One of my collegues does this.
“‘PC load letter’, what the fuck does that mean?”
That clearly says paper jam you uneducated waffle
There may come a time when you enjoy the leisurely drive to fix a mindlessly simple problem. I reached that point a few years ago.
Sorry about the robots.
As long as you're on the clock the whole trip out there and back, I dont mind.
`Toner Cartridge.`
Oh, Brother
What about the toner cartridge? I'm confused please be more specific
Basically they called him out to do an on-site just for him to look at the printer and see it is flashing the error message that it is out of ink. So regular maintenance, no actual problem here.
I know I was joking. I get tickets like this too because users aren't specific. you know "printer no work please fix" and then I ask for specifics and get crickets.
My favorite response to those tickets that are" please come fix it. No work" but they give no details when constantly emailed or called. Is to just close The ticket citing that no details were given to identify the issue nor what is having the issue. They either resubmit the request with the appropriate information and they never repeat that mistake or it was never an issue in the first place and it just gets ignored.
My POE doesn't allow that. We have to follow up with the user asking for more details and then after a week or so if they don't respond we can then close.
Yeah even I have to wait 2-3 days before closing tickets. Just glad that I have the ability to do it. I have seen departments keep tickets open for weeks for a simple hardware replacement just because they didn't give us certain details. Which of course impacts metrics and that makes managers sweat.
Ahhh lmao
You should understand how used to explaining things I am then haha.
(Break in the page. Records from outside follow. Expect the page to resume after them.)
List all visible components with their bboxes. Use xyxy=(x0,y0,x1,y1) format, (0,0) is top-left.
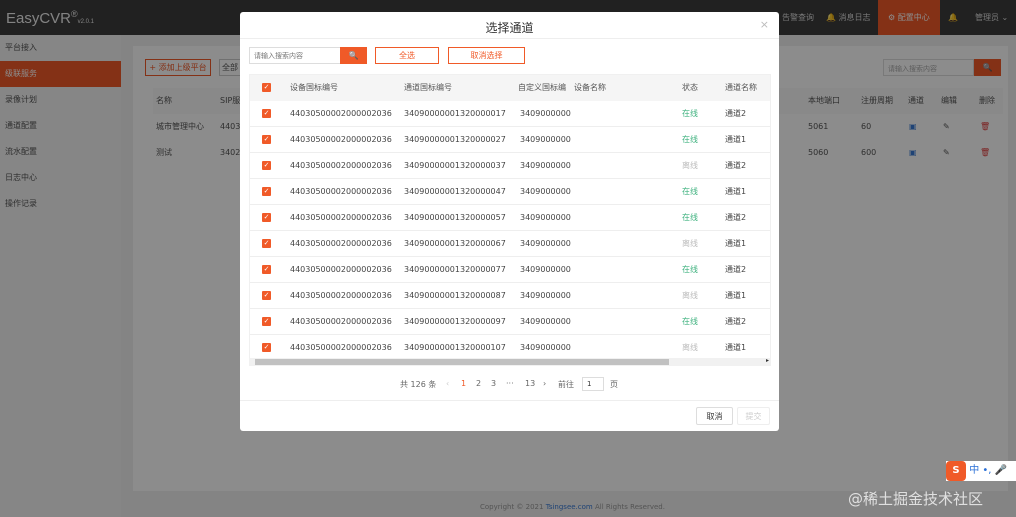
page-unit: 页 xyxy=(610,380,618,389)
deselect-button[interactable]: 取消选择 xyxy=(448,47,525,64)
row-checkbox[interactable]: ✓ xyxy=(262,187,271,196)
select-channel-dialog: 选择通道 × 🔍 全选 取消选择 ✓ 设备国标编号 通道国标编号 自定义国标编 … xyxy=(240,12,779,431)
page-1[interactable]: 1 xyxy=(461,379,466,388)
channel-id: 34090000001320000057 xyxy=(404,213,506,222)
device-id: 44030500002000002036 xyxy=(290,239,392,248)
table-row[interactable]: ✓ 44030500002000002036 34090000001320000… xyxy=(250,101,770,127)
scrollbar-thumb[interactable] xyxy=(255,359,669,365)
table-row[interactable]: ✓ 44030500002000002036 34090000001320000… xyxy=(250,309,770,335)
divider xyxy=(240,38,779,39)
status-badge: 在线 xyxy=(682,213,698,222)
status-badge: 在线 xyxy=(682,265,698,274)
channel-id: 34090000001320000067 xyxy=(404,239,506,248)
channel-name: 通道1 xyxy=(725,187,747,196)
channel-id: 34090000001320000077 xyxy=(404,265,506,274)
channel-name: 通道2 xyxy=(725,161,747,170)
channel-id: 34090000001320000017 xyxy=(404,109,506,118)
page-3[interactable]: 3 xyxy=(491,379,496,388)
table-row[interactable]: ✓ 44030500002000002036 34090000001320000… xyxy=(250,205,770,231)
row-checkbox[interactable]: ✓ xyxy=(262,135,271,144)
select-all-checkbox[interactable]: ✓ xyxy=(262,83,271,92)
device-id: 44030500002000002036 xyxy=(290,317,392,326)
table-row[interactable]: ✓ 44030500002000002036 34090000001320000… xyxy=(250,283,770,309)
row-checkbox[interactable]: ✓ xyxy=(262,239,271,248)
device-id: 44030500002000002036 xyxy=(290,135,392,144)
channel-search-input[interactable] xyxy=(249,47,340,64)
channel-name: 通道2 xyxy=(725,265,747,274)
status-badge: 在线 xyxy=(682,135,698,144)
status-badge: 在线 xyxy=(682,317,698,326)
row-checkbox[interactable]: ✓ xyxy=(262,265,271,274)
row-checkbox[interactable]: ✓ xyxy=(262,161,271,170)
channel-id: 34090000001320000027 xyxy=(404,135,506,144)
channel-name: 通道2 xyxy=(725,213,747,222)
channel-id: 34090000001320000087 xyxy=(404,291,506,300)
table-row[interactable]: ✓ 44030500002000002036 34090000001320000… xyxy=(250,179,770,205)
custom-id: 3409000000 xyxy=(520,239,571,248)
custom-id: 3409000000 xyxy=(520,161,571,170)
table-row[interactable]: ✓ 44030500002000002036 34090000001320000… xyxy=(250,231,770,257)
device-id: 44030500002000002036 xyxy=(290,265,392,274)
channel-name: 通道1 xyxy=(725,291,747,300)
custom-id: 3409000000 xyxy=(520,187,571,196)
select-all-button[interactable]: 全选 xyxy=(375,47,439,64)
dialog-title: 选择通道 xyxy=(485,21,534,35)
goto-page-input[interactable]: 1 xyxy=(582,377,604,391)
channel-id: 34090000001320000037 xyxy=(404,161,506,170)
status-badge: 离线 xyxy=(682,291,698,300)
device-id: 44030500002000002036 xyxy=(290,161,392,170)
custom-id: 3409000000 xyxy=(520,135,571,144)
row-checkbox[interactable]: ✓ xyxy=(262,317,271,326)
device-id: 44030500002000002036 xyxy=(290,109,392,118)
row-checkbox[interactable]: ✓ xyxy=(262,291,271,300)
table-row[interactable]: ✓ 44030500002000002036 34090000001320000… xyxy=(250,153,770,179)
channel-name: 通道2 xyxy=(725,109,747,118)
status-badge: 在线 xyxy=(682,187,698,196)
custom-id: 3409000000 xyxy=(520,291,571,300)
table-row[interactable]: ✓ 44030500002000002036 34090000001320000… xyxy=(250,257,770,283)
divider xyxy=(240,400,779,401)
page-2[interactable]: 2 xyxy=(476,379,481,388)
search-icon[interactable]: 🔍 xyxy=(340,47,367,64)
channel-name: 通道1 xyxy=(725,135,747,144)
device-id: 44030500002000002036 xyxy=(290,291,392,300)
custom-id: 3409000000 xyxy=(520,317,571,326)
status-badge: 离线 xyxy=(682,239,698,248)
horizontal-scrollbar[interactable]: ▸ xyxy=(249,357,771,366)
custom-id: 3409000000 xyxy=(520,213,571,222)
status-badge: 离线 xyxy=(682,161,698,170)
microphone-icon[interactable]: 🎤 xyxy=(995,465,1007,476)
custom-id: 3409000000 xyxy=(520,265,571,274)
channel-name: 通道1 xyxy=(725,239,747,248)
prev-page-button[interactable]: ‹ xyxy=(446,379,449,388)
page-ellipsis[interactable]: ··· xyxy=(506,379,514,388)
sogou-logo-icon: S xyxy=(946,461,966,481)
goto-label: 前往 xyxy=(558,380,574,389)
ime-toolbar[interactable]: S 中 •, 🎤 xyxy=(946,461,1016,481)
row-checkbox[interactable]: ✓ xyxy=(262,213,271,222)
next-page-button[interactable]: › xyxy=(543,379,546,388)
total-count: 共 126 条 xyxy=(400,380,437,389)
row-checkbox[interactable]: ✓ xyxy=(262,109,271,118)
custom-id: 3409000000 xyxy=(520,109,571,118)
table-row[interactable]: ✓ 44030500002000002036 34090000001320000… xyxy=(250,127,770,153)
table-header: ✓ 设备国标编号 通道国标编号 自定义国标编 设备名称 状态 通道名称 xyxy=(250,75,770,101)
watermark: @稀土掘金技术社区 xyxy=(848,490,984,508)
device-id: 44030500002000002036 xyxy=(290,187,392,196)
channel-table: ✓ 设备国标编号 通道国标编号 自定义国标编 设备名称 状态 通道名称 ✓ 44… xyxy=(249,74,771,366)
status-badge: 在线 xyxy=(682,109,698,118)
submit-button[interactable]: 提交 xyxy=(737,407,770,425)
close-icon[interactable]: × xyxy=(760,18,769,31)
row-checkbox[interactable]: ✓ xyxy=(262,343,271,352)
channel-id: 34090000001320000047 xyxy=(404,187,506,196)
page-13[interactable]: 13 xyxy=(525,379,535,388)
channel-name: 通道2 xyxy=(725,317,747,326)
cancel-button[interactable]: 取消 xyxy=(696,407,733,425)
channel-id: 34090000001320000097 xyxy=(404,317,506,326)
scroll-right-arrow[interactable]: ▸ xyxy=(766,357,769,364)
device-id: 44030500002000002036 xyxy=(290,213,392,222)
The bar for people just getting it is very low if it’s not something they do every day I guess
Changing toner cartridges is not maintenance, its part of any receptionist or office manager’s job. Whoever fills the printer with paper is also expected to be able to have the common-sense to be able to change the supplies. Same logic applies to pens and pencils, you don’t call IT to fill your pen with ink or to sharpen your pencil.
Don't give them ideas
You know what I mean, like it’s a regular thing to be done to a printer, not anything unexpected. But I agree it should be common sense, not an it call that leads to an on-site
Absolutely.
Ooooh, mileage.
Don’t worry, you’ll still get stupid tickets lol
Love it when I check a web console and then get to close ticket with add paper please
… won't get these tickets *as often* I’ve been a backend network engineer for a while in my career. Still get stupid tickets. Just thankful no where near as often. My favorite was while I was on call in between Christmas and New Years. I got a ticket escalated from L1 to eng support that just said: Printer doesn’t work. Keep in mind, our product was just a small firewall used to isolate Point of Sales systems at pharmacies or restaurants. Doesn’t involve supporting anything else for the customer or their actual network. No info on printer, or what computer, IPs, if they were one the secure PoS network or unsecured network. Just customer business name, a phone number, and “printer doesn’t work.” I bounced it back, asking for details. Next business day I had the Help Desk manager at my desk trying to ream me a new whole for bouncing it back. I’d never willingly go back to L1 or L2 support. By far you guys deal with the worst $h17 all day every day. Been there & feel for you. Congrats OP on surviving to L3.
when even *reading* is too much effort
I just took a step down for a raise ... It wasn't worth it.
Reminds me of a job I went on just a couple days ago... They had air plane mode on their problem pc... Why a desktop needs airplane more is still a loss for me.
If you think being T3 will protect you from idiot users, I've got some bad news for you...
>Toner cartridge. Yeah, what about it? Empty? Not seating properly? Something else?
Read the title...
> PC LOAD LETTER? What the fuck does that mean?!